Increasingly, Substack is tolerating and funding extreme trans-eliminationist rhetoric: They host Jesse Singal, a high-profile supporter of anti-trans conversion therapy who is also widely known to fixate on and stalk trans women in and around the media industry. I would list Jesse’s targets, but at this point, I don’t know a trans woman in media who doesn’t have a story. Graham Lineham is a transphobic bigot so extreme and abhorrent that he’s been permanently banned from Twitter, Medium, and basically every platform but the one I’m using to talk to you right now. He reportedly considers Substack a major source of income. -Jude Doyle
Reminder: this was all happening in 2021, before Substack raised $65M additional dollars, and before Elon Musk bought Twitter and the current Substack influx happened. We all knew. There were numerous high profile posts and articles about it.
So I have a choice to make, a choice that neither I nor any gender-marginalized person should ever have to make: Either I walk away from a necessary income stream and creative outlet, or I stay and allow my work to fund abuse, harassment, misogyny, and a movement that wants trans people silenced, impoverished, invisible and dead. -Jude Doyle
So back in 2021, trans and feminist authors like like Sarah Gailey, and Annalee Newitz moved to other platforms, such as Ghost.io (like Jude Doyle) and Buttondown, which is the platform I ultimately chose.
And Substack's leadership have made it clear that they are totally fine with how things are.
Substack didn't just hold firm, it doubled down. When Netflix got slammed for a Dave Chappelle comedy special with transphobic material, Best declared at a Wall Street Journal conference, “Dave, if you’re listening, come to Substack.” —Vanity Fair
Carr, McKenzie’s former PandoDaily editor, shared a series of emails he exchanged with McKenzie last year after Carr discontinued his Substack. “I get the free speech argument but there has to be a line. Surely,” Carr wrote. “I think you’ve hit upon the dilemma that’s at the center of everything right now: anti-vaxxing, violent sedition, abortion, gun control, trans rights and of course tech. At what point does someone’s right to free speech outweigh another’s right to live without fearing for their lives? At what point do people like you and me have a moral responsibility to protect the vulnerable from violent bullies?” —Vanity Fair
I realized I couldn't in good conscience put my (free) labor into something that benefited an organization that harmed vulnerable people as a business practice and editorial policy.

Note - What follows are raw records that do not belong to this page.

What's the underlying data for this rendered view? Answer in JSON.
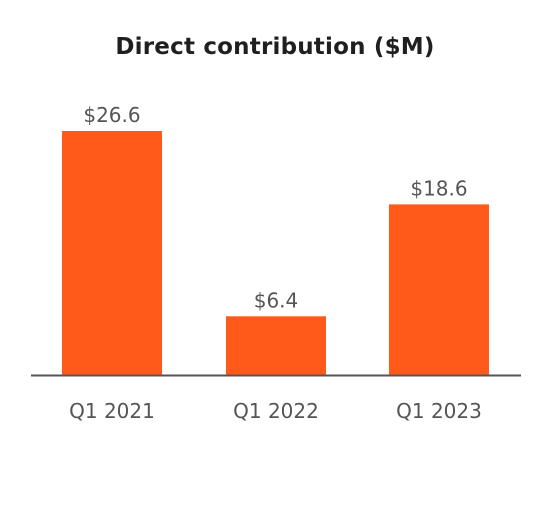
{
  "chart_data": {
    "type": "bar",
    "title": "Direct contribution ($M)",
    "categories": [
      "Q1 2021",
      "Q1 2022",
      "Q1 2023"
    ],
    "values": [
      26.6,
      6.4,
      18.6
    ],
    "value_labels": [
      "$26.6",
      "$6.4",
      "$18.6"
    ],
    "xlabel": "",
    "ylabel": "",
    "ylim": [
      0,
      26.6
    ],
    "grid": false,
    "legend": "none",
    "bar_color": "#FF5A1A",
    "axis_color": "#555555",
    "text_color": "#555555",
    "title_color": "#1f1f1f"
  }
}
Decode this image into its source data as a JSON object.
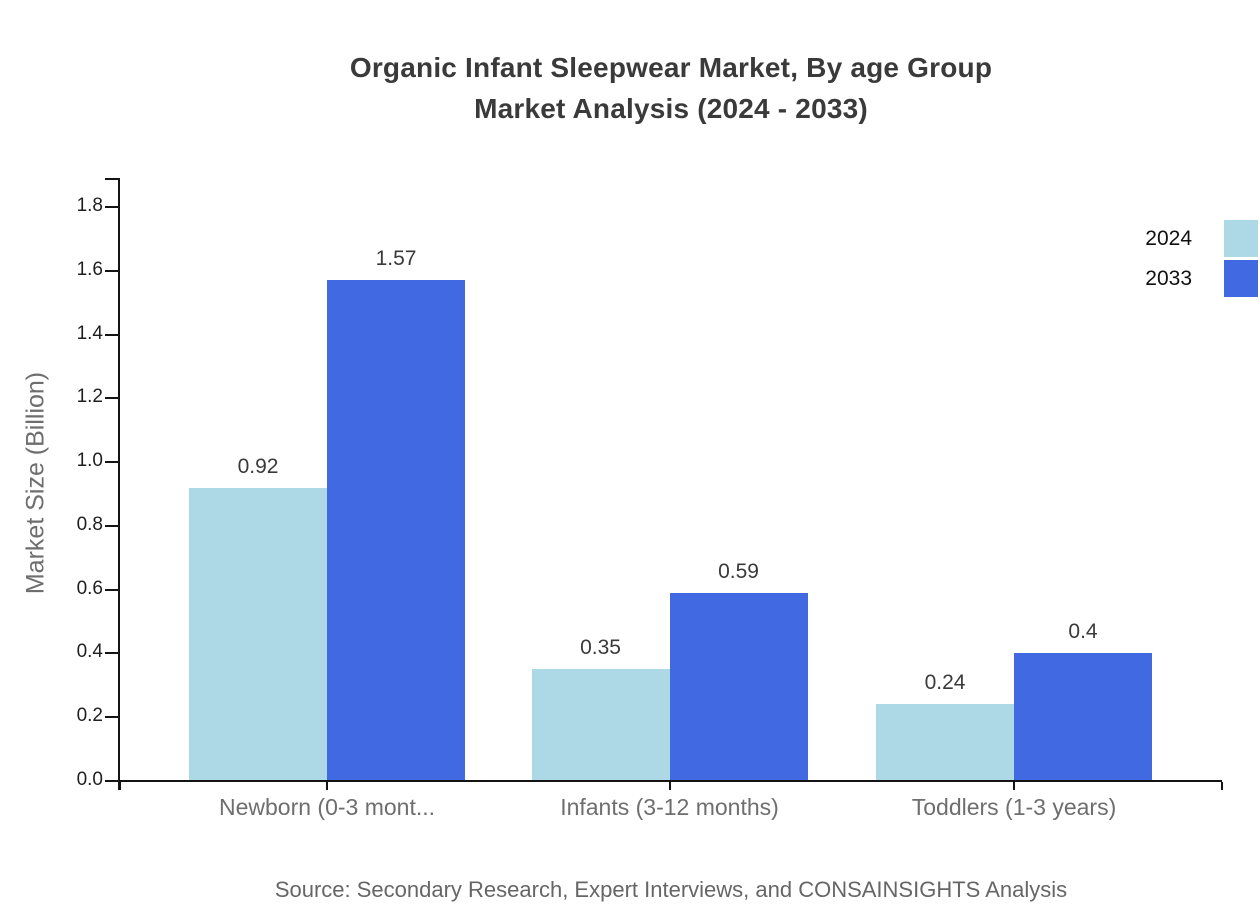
{
  "title": {
    "line1": "Organic Infant Sleepwear Market, By age Group",
    "line2": "Market Analysis (2024 - 2033)"
  },
  "source_note": "Source: Secondary Research, Expert Interviews, and CONSAINSIGHTS Analysis",
  "legend": {
    "position": "top-right",
    "items": [
      {
        "label": "2024",
        "color": "#ADD8E6"
      },
      {
        "label": "2033",
        "color": "#4169E1"
      }
    ]
  },
  "chart_data": {
    "type": "bar",
    "title": "Organic Infant Sleepwear Market, By age Group Market Analysis (2024 - 2033)",
    "categories": [
      "Newborn (0-3 mont...",
      "Infants (3-12 months)",
      "Toddlers (1-3 years)"
    ],
    "series": [
      {
        "name": "2024",
        "color": "#ADD8E6",
        "values": [
          0.92,
          0.35,
          0.24
        ],
        "value_labels": [
          "0.92",
          "0.35",
          "0.24"
        ]
      },
      {
        "name": "2033",
        "color": "#4169E1",
        "values": [
          1.57,
          0.59,
          0.4
        ],
        "value_labels": [
          "1.57",
          "0.59",
          "0.4"
        ]
      }
    ],
    "xlabel": "",
    "ylabel": "Market Size (Billion)",
    "ylim": [
      0,
      1.8
    ],
    "ytick_step": 0.2,
    "ytick_labels": [
      "0.0",
      "0.2",
      "0.4",
      "0.6",
      "0.8",
      "1.0",
      "1.2",
      "1.4",
      "1.6",
      "1.8"
    ],
    "grid": false,
    "legend_position": "top-right"
  }
}
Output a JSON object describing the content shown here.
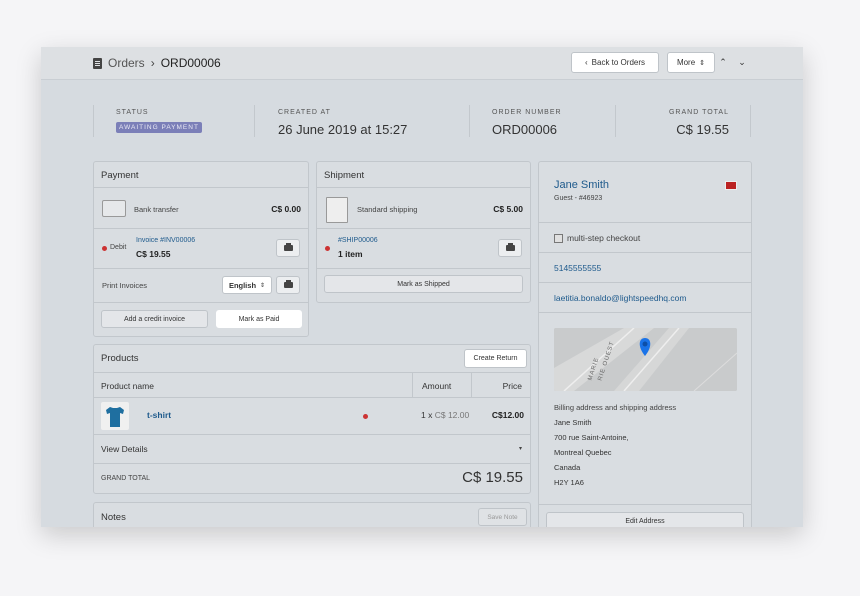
{
  "breadcrumb": {
    "parent": "Orders",
    "separator": "›",
    "current": "ORD00006"
  },
  "header": {
    "back_label": "Back to Orders",
    "back_icon": "‹",
    "more_label": "More",
    "more_icon": "⇕",
    "prev_icon": "⌃",
    "next_icon": "⌄"
  },
  "stats": {
    "status_label": "STATUS",
    "status_value": "AWAITING PAYMENT",
    "created_label": "CREATED AT",
    "created_value": "26 June 2019 at 15:27",
    "order_label": "ORDER NUMBER",
    "order_value": "ORD00006",
    "total_label": "GRAND TOTAL",
    "total_value": "C$ 19.55"
  },
  "payment": {
    "title": "Payment",
    "method": "Bank transfer",
    "method_amount": "C$ 0.00",
    "debit_label": "Debit",
    "invoice_link": "Invoice #INV00006",
    "invoice_amount": "C$ 19.55",
    "print_label": "Print Invoices",
    "language": "English",
    "credit_button": "Add a credit invoice",
    "paid_button": "Mark as Paid"
  },
  "shipment": {
    "title": "Shipment",
    "method": "Standard shipping",
    "amount": "C$ 5.00",
    "ship_link": "#SHIP00006",
    "items": "1 item",
    "shipped_button": "Mark as Shipped"
  },
  "products": {
    "title": "Products",
    "create_return": "Create Return",
    "col_name": "Product name",
    "col_amount": "Amount",
    "col_price": "Price",
    "rows": [
      {
        "name": "t-shirt",
        "qty": "1 x",
        "unit": "C$ 12.00",
        "price": "C$12.00"
      }
    ],
    "view_details": "View Details",
    "caret": "▾",
    "grand_label": "GRAND TOTAL",
    "grand_value": "C$ 19.55"
  },
  "notes": {
    "title": "Notes",
    "save": "Save Note"
  },
  "customer": {
    "name": "Jane Smith",
    "guest": "Guest - #46923",
    "checkout": "multi-step checkout",
    "phone": "5145555555",
    "email": "laetitia.bonaldo@lightspeedhq.com",
    "map_label_1": "MARIE",
    "map_label_2": "RIE OUEST",
    "addr_title": "Billing address and shipping address",
    "addr_lines": [
      "Jane Smith",
      "700 rue Saint-Antoine,",
      "Montreal Quebec",
      "Canada",
      "H2Y 1A6"
    ],
    "edit_button": "Edit Address"
  },
  "colors": {
    "accent": "#1e5a8c",
    "badge": "#7b7fb8",
    "status_dot": "#cc3333",
    "pin": "#1a73e8"
  }
}
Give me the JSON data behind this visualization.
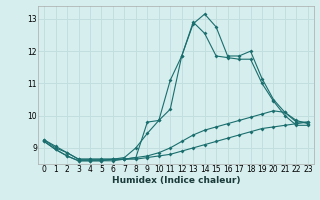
{
  "xlabel": "Humidex (Indice chaleur)",
  "bg_color": "#d7eeee",
  "grid_color": "#c2dede",
  "line_color": "#1a6e6e",
  "xlim": [
    -0.5,
    23.5
  ],
  "ylim": [
    8.5,
    13.4
  ],
  "yticks": [
    9,
    10,
    11,
    12,
    13
  ],
  "xticks": [
    0,
    1,
    2,
    3,
    4,
    5,
    6,
    7,
    8,
    9,
    10,
    11,
    12,
    13,
    14,
    15,
    16,
    17,
    18,
    19,
    20,
    21,
    22,
    23
  ],
  "series": [
    {
      "x": [
        0,
        1,
        2,
        3,
        4,
        5,
        6,
        7,
        8,
        9,
        10,
        11,
        12,
        13,
        14,
        15,
        16,
        17,
        18,
        19,
        20,
        21,
        22,
        23
      ],
      "y": [
        9.25,
        9.05,
        8.85,
        8.65,
        8.65,
        8.65,
        8.65,
        8.65,
        8.7,
        9.8,
        9.85,
        11.1,
        11.85,
        12.85,
        13.15,
        12.75,
        11.85,
        11.85,
        12.0,
        11.15,
        10.5,
        10.1,
        9.8,
        9.8
      ]
    },
    {
      "x": [
        0,
        1,
        2,
        3,
        4,
        5,
        6,
        7,
        8,
        9,
        10,
        11,
        12,
        13,
        14,
        15,
        16,
        17,
        18,
        19,
        20,
        21,
        22,
        23
      ],
      "y": [
        9.25,
        9.0,
        8.85,
        8.65,
        8.65,
        8.65,
        8.65,
        8.7,
        9.0,
        9.45,
        9.85,
        10.2,
        11.85,
        12.9,
        12.55,
        11.85,
        11.8,
        11.75,
        11.75,
        11.0,
        10.45,
        10.0,
        9.7,
        9.7
      ]
    },
    {
      "x": [
        0,
        1,
        2,
        3,
        4,
        5,
        6,
        7,
        8,
        9,
        10,
        11,
        12,
        13,
        14,
        15,
        16,
        17,
        18,
        19,
        20,
        21,
        22,
        23
      ],
      "y": [
        9.2,
        8.95,
        8.75,
        8.6,
        8.6,
        8.6,
        8.65,
        8.65,
        8.7,
        8.75,
        8.85,
        9.0,
        9.2,
        9.4,
        9.55,
        9.65,
        9.75,
        9.85,
        9.95,
        10.05,
        10.15,
        10.1,
        9.85,
        9.75
      ]
    },
    {
      "x": [
        0,
        1,
        2,
        3,
        4,
        5,
        6,
        7,
        8,
        9,
        10,
        11,
        12,
        13,
        14,
        15,
        16,
        17,
        18,
        19,
        20,
        21,
        22,
        23
      ],
      "y": [
        9.2,
        8.95,
        8.75,
        8.6,
        8.6,
        8.6,
        8.6,
        8.65,
        8.65,
        8.7,
        8.75,
        8.8,
        8.9,
        9.0,
        9.1,
        9.2,
        9.3,
        9.4,
        9.5,
        9.6,
        9.65,
        9.7,
        9.75,
        9.8
      ]
    }
  ]
}
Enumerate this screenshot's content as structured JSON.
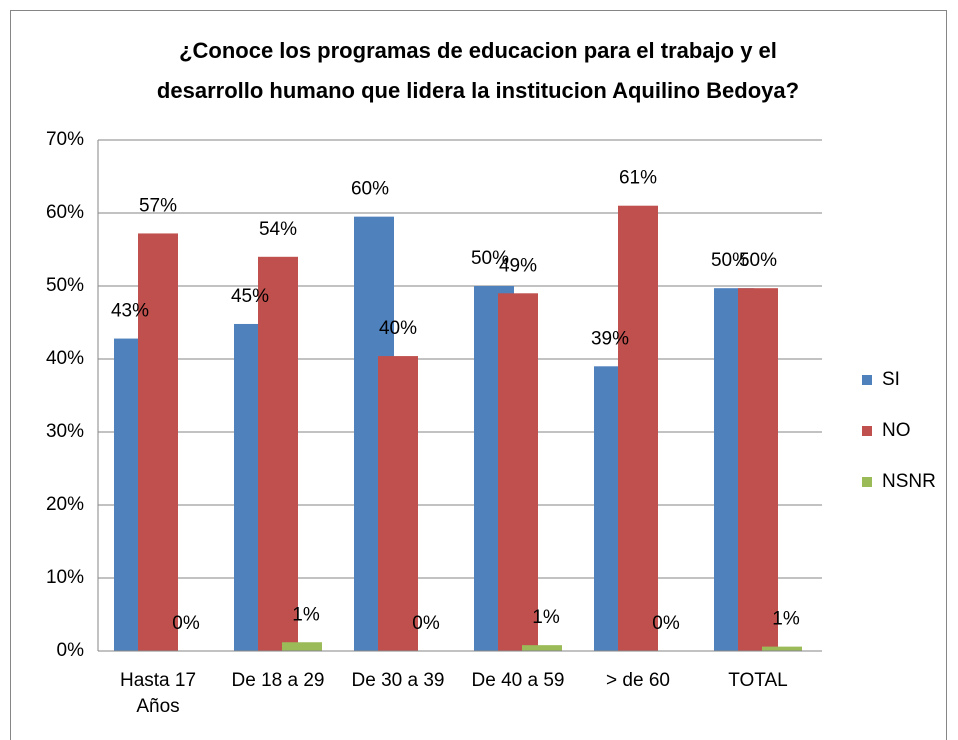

I've been trying out Buttondown for the past year, and one thing I really appreciate about the platform is that their business model is oriented around providing value. I can't find the exact quote anymore, since Buttondown has upgraded a lot since I started using it, but when I began, there was a quote on the pricing page about why they use a flat fee rather than taking a percentage of newsletter subscriptions, and the gist was that charging for the service aligns their incentives the right way, so they continue providing a good service to the people who use it. Substack's incentives are definitely tilted toward bringing on and highlighting people whose words are likely to go viral, which means some inflammatory rhetoric is good for business.
Buttondown is not as slick as Substack, but I'm not looking for slick, I'm looking for the best platform that fits my needs at the intersection of functional and ethical.